Sometimes good news is bad news for reporters and editors, especially when they just show up somewhere hoping to find a story. Bad news is often a more interesting story than to report that everything’s fine.
When it comes to elections though, particularly in this time of polarization and conflict, it’s nice to see the democratic process running smoothly.
I visited four South Cobb polling places this morning: the EpiCenter on Riverside Parkway, the Banquet Hall on Mableton Parkway, the South Cobb Regional Library on Clay Road, and Floyd Middle School on Floyd Road.
During the time I was there, from about 9 a.m. at the EpiCenter, to noon at Floyd Middle School, there were no outside lines, and voters were entering and leaving the buildings quickly.
I also drove by Lindley Middle School, but didn’t stop in. There was no outside line there either.
This is in contrast to my visits to the South Cobb Regional Library and the EpiCenter during the first week of early voting, when the library in particular had an enormous line wrapping around the building, and the voters I spoke with at the library stood in line for eight hours.
One of the most interesting things to me was the number of election observers (aka poll watchers) at the locations.

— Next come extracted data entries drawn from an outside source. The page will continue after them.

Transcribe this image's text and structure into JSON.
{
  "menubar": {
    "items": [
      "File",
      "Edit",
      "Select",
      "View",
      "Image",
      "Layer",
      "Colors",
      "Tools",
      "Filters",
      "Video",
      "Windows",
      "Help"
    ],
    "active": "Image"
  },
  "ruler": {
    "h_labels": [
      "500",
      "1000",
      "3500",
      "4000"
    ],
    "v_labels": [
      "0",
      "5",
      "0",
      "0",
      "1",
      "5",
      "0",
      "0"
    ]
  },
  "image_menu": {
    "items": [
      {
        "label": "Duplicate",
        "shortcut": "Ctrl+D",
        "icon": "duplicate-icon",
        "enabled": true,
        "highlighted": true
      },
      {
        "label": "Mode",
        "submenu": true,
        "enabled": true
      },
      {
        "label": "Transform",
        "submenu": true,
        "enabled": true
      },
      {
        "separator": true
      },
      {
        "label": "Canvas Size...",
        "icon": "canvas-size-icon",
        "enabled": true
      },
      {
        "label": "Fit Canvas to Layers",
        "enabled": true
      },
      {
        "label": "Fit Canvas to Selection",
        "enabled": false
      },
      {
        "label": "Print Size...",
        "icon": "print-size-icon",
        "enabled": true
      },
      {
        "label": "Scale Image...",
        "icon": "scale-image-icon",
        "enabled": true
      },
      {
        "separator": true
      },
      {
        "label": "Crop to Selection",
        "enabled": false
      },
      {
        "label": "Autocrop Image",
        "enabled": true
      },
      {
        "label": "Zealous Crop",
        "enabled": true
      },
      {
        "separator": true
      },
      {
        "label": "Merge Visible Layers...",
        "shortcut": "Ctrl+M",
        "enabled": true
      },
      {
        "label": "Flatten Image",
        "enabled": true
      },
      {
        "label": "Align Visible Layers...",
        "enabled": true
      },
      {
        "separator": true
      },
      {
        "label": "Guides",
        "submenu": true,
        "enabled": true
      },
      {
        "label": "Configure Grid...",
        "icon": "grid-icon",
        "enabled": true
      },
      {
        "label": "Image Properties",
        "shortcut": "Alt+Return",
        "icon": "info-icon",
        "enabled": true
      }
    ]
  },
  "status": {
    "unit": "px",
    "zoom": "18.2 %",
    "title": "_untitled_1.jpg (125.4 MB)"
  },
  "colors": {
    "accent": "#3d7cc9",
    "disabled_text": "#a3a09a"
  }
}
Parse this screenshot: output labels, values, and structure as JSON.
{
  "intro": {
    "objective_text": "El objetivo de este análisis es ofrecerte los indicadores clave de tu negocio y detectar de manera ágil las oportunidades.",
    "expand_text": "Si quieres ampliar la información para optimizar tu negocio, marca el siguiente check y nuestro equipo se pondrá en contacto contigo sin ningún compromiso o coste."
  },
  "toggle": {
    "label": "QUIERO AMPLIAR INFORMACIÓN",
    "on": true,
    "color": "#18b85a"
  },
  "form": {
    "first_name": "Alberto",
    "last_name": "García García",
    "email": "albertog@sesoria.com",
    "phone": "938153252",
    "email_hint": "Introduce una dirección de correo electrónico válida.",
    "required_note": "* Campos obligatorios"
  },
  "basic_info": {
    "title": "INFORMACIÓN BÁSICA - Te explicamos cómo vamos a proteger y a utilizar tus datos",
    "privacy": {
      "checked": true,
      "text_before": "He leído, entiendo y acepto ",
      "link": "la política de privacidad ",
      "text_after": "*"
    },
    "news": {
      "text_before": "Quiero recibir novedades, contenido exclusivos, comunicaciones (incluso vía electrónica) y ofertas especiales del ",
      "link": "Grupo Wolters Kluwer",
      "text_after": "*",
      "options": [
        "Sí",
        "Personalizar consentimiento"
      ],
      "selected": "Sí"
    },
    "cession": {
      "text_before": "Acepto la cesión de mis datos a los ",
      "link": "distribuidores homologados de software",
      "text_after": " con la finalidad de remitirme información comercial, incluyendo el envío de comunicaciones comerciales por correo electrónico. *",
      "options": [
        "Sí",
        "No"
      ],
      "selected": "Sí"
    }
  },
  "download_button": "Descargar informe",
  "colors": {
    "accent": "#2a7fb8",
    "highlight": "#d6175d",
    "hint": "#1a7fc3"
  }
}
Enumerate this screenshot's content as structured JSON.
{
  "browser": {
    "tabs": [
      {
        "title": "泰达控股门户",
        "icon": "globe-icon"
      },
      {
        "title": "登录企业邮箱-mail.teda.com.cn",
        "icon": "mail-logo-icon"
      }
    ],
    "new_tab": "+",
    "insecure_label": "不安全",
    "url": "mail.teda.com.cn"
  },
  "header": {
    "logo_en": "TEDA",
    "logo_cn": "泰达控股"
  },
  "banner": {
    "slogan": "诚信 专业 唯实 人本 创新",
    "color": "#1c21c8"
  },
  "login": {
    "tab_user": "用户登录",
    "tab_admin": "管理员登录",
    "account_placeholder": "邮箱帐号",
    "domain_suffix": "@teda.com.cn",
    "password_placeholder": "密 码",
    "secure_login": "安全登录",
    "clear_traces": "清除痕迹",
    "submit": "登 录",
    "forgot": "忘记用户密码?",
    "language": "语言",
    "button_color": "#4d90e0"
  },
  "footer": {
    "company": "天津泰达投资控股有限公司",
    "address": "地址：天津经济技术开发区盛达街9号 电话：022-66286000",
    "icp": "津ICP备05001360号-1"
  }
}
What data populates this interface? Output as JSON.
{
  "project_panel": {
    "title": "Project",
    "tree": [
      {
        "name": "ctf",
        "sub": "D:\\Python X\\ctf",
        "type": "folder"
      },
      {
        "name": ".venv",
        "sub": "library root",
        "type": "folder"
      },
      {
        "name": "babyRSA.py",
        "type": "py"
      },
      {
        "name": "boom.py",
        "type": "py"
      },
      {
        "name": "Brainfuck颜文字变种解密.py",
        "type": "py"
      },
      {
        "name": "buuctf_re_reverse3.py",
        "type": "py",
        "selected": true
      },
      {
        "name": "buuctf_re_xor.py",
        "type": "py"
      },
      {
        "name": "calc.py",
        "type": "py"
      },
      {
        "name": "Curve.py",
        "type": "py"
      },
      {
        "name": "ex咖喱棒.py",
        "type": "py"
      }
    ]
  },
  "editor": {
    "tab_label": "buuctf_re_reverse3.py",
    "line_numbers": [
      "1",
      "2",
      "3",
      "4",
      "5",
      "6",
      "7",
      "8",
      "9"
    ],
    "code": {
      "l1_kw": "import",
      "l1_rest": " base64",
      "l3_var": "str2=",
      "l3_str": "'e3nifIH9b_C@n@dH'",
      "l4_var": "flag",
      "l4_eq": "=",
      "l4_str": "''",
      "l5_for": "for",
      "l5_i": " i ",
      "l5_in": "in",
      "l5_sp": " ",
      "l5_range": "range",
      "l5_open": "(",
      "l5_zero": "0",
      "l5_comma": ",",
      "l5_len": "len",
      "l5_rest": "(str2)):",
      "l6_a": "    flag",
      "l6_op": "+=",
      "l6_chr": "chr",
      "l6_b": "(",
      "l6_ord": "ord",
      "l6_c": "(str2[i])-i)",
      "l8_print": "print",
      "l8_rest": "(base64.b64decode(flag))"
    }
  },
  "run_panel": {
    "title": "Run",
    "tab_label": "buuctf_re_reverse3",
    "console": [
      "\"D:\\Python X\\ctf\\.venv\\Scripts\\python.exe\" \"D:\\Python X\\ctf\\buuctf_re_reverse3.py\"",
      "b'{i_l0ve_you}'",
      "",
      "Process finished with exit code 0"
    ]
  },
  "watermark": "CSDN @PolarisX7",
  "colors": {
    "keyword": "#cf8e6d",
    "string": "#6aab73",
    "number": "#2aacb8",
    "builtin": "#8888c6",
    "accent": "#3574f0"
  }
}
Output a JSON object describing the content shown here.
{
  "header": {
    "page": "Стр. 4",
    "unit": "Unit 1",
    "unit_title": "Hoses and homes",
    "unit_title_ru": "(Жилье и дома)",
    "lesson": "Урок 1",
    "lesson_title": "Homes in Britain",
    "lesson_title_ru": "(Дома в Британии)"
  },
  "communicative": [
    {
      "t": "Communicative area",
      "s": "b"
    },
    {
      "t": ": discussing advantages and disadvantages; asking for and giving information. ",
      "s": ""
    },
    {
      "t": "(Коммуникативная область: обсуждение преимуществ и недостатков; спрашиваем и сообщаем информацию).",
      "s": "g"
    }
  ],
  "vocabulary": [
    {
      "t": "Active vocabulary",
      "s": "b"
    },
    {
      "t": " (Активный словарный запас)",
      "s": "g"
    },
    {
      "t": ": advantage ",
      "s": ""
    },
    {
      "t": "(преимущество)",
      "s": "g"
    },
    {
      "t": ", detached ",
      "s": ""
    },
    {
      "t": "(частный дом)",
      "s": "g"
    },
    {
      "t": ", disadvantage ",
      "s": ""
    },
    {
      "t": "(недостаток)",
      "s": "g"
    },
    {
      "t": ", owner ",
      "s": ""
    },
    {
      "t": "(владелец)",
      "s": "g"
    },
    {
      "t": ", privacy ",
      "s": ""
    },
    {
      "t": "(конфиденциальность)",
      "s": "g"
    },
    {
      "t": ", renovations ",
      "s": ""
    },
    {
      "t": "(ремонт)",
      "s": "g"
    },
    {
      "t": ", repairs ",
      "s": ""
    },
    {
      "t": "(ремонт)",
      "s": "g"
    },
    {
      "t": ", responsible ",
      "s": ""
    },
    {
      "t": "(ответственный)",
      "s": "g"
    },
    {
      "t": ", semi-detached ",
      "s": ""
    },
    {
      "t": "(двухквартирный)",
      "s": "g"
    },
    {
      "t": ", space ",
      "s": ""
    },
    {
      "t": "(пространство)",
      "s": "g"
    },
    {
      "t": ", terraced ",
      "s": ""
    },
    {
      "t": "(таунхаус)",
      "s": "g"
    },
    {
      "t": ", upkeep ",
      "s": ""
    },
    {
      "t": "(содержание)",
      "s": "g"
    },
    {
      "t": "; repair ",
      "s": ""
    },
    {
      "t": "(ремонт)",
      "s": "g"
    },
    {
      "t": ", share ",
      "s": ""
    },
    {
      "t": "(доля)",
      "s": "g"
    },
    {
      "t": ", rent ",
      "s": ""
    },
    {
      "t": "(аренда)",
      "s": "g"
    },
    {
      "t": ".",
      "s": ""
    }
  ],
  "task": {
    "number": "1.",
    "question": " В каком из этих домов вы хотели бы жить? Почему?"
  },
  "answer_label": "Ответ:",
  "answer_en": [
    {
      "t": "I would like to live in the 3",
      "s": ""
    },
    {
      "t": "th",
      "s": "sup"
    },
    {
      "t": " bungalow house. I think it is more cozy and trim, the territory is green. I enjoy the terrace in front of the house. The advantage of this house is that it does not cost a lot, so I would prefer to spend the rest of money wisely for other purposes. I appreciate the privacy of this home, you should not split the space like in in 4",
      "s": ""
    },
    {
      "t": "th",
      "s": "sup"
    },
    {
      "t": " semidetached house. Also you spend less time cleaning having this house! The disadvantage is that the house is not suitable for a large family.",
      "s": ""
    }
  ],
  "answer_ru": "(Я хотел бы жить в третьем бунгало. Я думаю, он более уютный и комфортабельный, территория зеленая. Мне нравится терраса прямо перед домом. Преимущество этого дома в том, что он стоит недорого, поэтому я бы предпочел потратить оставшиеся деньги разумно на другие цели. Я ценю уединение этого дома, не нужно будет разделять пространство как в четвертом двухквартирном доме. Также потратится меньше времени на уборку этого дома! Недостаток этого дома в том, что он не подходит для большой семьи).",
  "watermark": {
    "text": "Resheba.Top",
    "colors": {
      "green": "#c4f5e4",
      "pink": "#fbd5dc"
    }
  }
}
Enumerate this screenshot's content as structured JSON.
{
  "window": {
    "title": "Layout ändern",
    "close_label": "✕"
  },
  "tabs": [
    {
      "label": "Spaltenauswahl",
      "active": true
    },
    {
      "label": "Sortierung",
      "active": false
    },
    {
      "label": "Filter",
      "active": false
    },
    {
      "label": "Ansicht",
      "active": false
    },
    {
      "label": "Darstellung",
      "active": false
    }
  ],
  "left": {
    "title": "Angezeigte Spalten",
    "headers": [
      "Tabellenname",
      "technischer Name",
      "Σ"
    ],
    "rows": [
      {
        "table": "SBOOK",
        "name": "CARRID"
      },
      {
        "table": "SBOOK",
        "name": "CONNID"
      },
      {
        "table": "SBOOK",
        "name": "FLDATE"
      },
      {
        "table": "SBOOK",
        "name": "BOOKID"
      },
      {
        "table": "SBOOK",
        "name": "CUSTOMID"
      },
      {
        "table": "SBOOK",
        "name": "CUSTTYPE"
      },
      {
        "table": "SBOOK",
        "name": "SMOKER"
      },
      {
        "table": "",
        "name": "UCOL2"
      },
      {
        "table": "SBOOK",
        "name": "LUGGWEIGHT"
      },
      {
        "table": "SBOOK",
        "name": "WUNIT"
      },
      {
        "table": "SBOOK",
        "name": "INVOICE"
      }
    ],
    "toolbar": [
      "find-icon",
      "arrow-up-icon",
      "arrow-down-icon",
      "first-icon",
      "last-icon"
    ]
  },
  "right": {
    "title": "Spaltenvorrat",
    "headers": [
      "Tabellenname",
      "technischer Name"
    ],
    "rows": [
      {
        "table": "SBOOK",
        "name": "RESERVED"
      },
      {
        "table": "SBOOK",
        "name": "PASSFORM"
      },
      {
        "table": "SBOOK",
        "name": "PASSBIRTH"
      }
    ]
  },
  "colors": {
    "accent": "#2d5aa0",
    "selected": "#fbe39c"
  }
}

The ACLU, Election Defenders, New Georgia Project, Fair Fight, both the Cobb and Georgia Democratic Party, and one independent observer were represented at the four locations.
Fair Fight was at three of the four sites I visited.
The election observers declined to provide me with quotes, and directed me to their organizational websites and contact people.
But all of them told me that the lines were significant before the doors open, but diminished rapidly once people were inside voting. Several of them told me that their organizations had observers at multiple locations across the county and the state.